Imagina un universo recién nacido, apenas segundos después del Big Bang. La materia aún era una sopa de partículas elementales y, sin embargo, ya había algo invisible moldeando su destino: un campo magnético casi inexistente. Más débil que el de un imán de heladera, pero lo bastante persistente como para influir en la formación de galaxias, cúmulos y en la propia red cósmica. Un nuevo estudio confirma que esa fragilidad magnética fue, paradójicamente, la semilla de la estructura que hoy sostiene el cosmos.
Un campo diminuto con un papel decisivo
El trabajo, basado en más de 250.000 simulaciones de la evolución del universo primitivo, plantea un escenario en el que el campo magnético inicial tenía una intensidad de apenas 0,2 nanogauss. Para ponerlo en contexto: un imán de refrigerador típico tiene una potencia miles de millones de veces superior.
Pese a esa debilidad extrema, el campo habría cumplido una función crucial: guiar el gas y la materia oscura hacia los filamentos de la red cósmica, aquellas estructuras invisibles que conectan cúmulos de galaxias y definen la “arquitectura” del universo a gran escala.

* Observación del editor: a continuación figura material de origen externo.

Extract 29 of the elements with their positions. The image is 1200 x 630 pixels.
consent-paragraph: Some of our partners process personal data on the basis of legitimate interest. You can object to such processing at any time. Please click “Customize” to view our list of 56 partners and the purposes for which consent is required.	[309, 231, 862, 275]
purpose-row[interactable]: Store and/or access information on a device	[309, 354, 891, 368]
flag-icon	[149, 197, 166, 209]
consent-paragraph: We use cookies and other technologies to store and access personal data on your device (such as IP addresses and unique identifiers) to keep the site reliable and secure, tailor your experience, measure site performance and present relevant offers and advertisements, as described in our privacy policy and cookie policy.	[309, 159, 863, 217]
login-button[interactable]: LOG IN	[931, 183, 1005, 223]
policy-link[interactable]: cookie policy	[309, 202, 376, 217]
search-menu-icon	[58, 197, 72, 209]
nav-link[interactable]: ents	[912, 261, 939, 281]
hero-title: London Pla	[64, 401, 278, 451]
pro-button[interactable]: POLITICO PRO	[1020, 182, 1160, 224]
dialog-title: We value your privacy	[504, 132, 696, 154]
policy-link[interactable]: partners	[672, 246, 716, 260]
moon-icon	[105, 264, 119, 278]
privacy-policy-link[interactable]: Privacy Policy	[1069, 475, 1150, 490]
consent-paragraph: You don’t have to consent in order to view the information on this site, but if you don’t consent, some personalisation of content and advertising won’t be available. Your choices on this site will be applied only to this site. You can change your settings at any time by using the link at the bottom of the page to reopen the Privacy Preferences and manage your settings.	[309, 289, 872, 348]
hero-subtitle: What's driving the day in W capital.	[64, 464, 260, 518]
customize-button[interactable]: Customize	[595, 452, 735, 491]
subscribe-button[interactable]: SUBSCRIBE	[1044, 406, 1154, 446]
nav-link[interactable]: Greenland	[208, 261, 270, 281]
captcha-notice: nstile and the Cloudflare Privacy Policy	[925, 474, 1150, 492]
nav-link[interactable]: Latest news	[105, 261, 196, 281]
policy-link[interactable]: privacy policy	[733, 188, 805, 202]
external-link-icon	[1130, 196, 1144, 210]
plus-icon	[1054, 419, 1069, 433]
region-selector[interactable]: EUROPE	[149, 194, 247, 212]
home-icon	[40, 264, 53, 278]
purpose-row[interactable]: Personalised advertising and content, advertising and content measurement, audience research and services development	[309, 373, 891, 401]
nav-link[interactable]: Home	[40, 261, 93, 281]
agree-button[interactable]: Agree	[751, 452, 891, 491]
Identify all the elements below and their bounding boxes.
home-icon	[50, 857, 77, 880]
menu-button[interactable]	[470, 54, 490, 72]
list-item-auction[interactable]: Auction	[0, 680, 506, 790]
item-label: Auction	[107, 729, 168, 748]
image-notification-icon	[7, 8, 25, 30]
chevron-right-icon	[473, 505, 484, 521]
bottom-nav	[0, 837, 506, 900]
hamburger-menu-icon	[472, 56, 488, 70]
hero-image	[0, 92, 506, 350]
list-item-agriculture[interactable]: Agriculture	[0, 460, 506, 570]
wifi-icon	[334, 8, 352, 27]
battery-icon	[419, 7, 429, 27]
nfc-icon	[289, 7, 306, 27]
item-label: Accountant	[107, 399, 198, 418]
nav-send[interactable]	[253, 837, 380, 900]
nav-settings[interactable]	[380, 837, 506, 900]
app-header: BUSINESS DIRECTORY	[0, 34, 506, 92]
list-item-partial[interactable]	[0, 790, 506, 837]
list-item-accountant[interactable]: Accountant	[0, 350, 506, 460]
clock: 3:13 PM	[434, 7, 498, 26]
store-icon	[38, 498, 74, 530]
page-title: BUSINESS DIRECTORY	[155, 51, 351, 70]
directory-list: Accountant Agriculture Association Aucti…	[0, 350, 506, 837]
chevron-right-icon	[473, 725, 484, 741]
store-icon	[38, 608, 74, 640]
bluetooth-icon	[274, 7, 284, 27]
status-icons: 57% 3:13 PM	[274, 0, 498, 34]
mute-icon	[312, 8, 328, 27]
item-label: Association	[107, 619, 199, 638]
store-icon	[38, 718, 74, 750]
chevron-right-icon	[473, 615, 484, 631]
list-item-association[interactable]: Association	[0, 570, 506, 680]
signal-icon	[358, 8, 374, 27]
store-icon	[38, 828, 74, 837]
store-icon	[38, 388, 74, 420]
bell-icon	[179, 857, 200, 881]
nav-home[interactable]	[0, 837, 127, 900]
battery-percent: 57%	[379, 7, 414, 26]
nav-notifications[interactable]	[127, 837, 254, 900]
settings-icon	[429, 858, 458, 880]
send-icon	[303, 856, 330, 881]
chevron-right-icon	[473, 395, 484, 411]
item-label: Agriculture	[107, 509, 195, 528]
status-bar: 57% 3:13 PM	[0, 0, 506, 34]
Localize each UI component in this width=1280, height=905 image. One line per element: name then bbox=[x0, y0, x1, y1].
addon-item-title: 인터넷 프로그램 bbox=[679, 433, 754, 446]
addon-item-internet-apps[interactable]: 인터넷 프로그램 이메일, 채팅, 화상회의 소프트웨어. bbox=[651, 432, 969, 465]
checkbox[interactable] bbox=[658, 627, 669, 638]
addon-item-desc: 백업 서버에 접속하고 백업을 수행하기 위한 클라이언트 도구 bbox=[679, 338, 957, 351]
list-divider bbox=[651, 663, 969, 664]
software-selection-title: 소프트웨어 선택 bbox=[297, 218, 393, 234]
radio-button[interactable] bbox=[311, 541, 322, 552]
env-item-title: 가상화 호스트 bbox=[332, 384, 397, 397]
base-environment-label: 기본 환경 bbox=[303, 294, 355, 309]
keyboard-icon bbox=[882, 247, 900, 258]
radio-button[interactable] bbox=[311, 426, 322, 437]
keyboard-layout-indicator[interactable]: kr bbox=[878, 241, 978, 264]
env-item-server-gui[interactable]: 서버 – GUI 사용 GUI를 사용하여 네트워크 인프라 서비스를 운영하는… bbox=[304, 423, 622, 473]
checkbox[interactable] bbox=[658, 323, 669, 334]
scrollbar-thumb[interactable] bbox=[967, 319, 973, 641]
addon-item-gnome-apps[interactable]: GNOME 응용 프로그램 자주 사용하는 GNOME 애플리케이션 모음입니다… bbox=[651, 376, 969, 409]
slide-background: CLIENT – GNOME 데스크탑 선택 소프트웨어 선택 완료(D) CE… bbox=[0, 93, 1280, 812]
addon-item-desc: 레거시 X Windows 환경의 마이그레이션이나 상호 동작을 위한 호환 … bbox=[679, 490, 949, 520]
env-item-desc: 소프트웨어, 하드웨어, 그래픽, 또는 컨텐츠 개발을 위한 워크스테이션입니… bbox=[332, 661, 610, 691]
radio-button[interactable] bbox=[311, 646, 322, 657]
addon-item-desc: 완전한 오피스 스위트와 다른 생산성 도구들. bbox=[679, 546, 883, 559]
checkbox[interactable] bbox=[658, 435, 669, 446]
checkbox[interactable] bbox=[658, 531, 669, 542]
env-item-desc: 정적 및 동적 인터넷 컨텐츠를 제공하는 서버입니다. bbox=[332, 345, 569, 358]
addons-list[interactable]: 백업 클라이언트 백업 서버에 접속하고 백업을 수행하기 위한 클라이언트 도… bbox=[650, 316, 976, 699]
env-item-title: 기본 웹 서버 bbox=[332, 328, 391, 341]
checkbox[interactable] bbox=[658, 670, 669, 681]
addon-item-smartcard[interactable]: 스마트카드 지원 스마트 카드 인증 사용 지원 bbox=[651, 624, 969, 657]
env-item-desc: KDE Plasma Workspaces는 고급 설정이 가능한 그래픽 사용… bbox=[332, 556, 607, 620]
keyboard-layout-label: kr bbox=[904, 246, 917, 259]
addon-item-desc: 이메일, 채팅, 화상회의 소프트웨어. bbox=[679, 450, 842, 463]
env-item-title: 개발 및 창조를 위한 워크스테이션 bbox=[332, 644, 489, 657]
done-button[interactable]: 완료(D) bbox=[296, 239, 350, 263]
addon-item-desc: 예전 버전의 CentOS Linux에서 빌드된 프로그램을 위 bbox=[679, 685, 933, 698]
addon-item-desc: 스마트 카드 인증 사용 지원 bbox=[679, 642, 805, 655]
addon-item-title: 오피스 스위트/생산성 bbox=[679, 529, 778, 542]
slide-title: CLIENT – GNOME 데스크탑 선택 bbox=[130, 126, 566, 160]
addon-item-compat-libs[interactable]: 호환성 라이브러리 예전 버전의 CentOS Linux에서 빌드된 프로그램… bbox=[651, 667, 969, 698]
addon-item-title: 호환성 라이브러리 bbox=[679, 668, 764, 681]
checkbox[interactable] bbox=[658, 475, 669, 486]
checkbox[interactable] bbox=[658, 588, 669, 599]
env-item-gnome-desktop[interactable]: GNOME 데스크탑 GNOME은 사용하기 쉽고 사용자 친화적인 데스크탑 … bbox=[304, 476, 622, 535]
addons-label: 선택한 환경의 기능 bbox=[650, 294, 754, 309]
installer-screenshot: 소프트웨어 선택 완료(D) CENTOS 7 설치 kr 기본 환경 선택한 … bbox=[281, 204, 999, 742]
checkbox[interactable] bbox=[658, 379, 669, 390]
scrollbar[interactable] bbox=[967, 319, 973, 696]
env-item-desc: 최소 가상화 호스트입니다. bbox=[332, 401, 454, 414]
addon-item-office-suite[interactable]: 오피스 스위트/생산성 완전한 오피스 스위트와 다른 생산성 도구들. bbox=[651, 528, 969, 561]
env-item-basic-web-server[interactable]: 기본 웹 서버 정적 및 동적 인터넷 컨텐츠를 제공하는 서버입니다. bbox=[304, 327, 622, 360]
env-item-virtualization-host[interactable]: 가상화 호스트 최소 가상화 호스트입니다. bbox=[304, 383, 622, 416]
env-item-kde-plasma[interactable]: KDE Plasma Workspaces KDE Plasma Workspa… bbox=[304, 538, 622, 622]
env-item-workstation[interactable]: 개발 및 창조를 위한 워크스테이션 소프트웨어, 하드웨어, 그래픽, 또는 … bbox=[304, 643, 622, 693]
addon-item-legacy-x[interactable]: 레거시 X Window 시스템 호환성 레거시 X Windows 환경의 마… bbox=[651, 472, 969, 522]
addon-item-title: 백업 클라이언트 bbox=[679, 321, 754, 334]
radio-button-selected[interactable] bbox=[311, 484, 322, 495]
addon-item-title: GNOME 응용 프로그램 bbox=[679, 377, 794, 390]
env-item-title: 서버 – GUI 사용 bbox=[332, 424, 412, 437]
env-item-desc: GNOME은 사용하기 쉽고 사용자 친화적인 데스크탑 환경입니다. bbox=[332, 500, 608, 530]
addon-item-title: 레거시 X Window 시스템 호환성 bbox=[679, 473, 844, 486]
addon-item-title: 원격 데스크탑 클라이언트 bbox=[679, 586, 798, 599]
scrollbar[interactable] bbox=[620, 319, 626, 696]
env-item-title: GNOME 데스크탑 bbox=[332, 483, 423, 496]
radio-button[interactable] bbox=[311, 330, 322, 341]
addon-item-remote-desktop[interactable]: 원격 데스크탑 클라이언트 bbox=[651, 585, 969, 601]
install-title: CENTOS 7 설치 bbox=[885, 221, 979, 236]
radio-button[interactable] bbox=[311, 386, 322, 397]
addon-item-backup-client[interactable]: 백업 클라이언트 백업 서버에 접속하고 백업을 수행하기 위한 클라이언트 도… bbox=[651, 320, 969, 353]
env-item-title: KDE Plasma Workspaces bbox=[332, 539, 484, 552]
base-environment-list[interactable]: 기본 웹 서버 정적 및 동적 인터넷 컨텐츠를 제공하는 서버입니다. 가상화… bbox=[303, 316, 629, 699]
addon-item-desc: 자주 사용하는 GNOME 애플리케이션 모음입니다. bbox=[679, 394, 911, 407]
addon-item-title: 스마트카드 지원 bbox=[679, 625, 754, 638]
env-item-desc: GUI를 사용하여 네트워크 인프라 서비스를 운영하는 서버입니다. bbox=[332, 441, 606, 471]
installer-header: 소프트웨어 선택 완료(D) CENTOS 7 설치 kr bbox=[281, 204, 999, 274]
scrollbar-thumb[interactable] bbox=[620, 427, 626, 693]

La red cósmica, un mapa de filamentos invisibles

La red cósmica se describe como un entramado de filamentos y vacíos. En los primeros millones de años tras el Big Bang, el campo magnético, por muy tenue que fuera, habría servido de andamio invisible para que la gravedad concentrara la materia.
Con el tiempo, esos filamentos se convirtieron en autopistas cósmicas por las que el gas fluyó para dar lugar a estrellas, cúmulos y galaxias. Los investigadores sostienen que la coincidencia entre los resultados de las simulaciones y las observaciones actuales avala la hipótesis de un universo que nació con un campo magnético extremadamente débil.
Un misterio en expansión
El hallazgo ayuda a responder una de las grandes preguntas de la cosmología: ¿cómo es posible que incluso las regiones más vacías del espacio intergaláctico estén magnetizadas? Si bien hoy se conocen mecanismos como la turbulencia o la rotación de galaxias capaces de amplificar campos magnéticos, faltaba explicar cómo se originaron en primer lugar.
La conclusión del estudio es clara: incluso un campo ínfimo en el universo primitivo pudo bastar para iniciar un proceso que, con el tiempo, magnetizó todo el cosmos.
Implicaciones para el futuro de la astronomía
Lo más intrigante es que esta teoría podrá ponerse a prueba en la próxima década. El Telescopio Espacial James Webb y futuros radiotelescopios podrían detectar señales en las primeras galaxias que confirmen la huella de esos campos magnéticos iniciales.
De ser así, la ciencia no solo habrá resuelto un misterio, sino que habrá demostrado que la debilidad aparente puede esconder un poder colosal. En este caso, un campo magnético casi inexistente se convirtió en el hilo invisible que tejió el esqueleto del universo.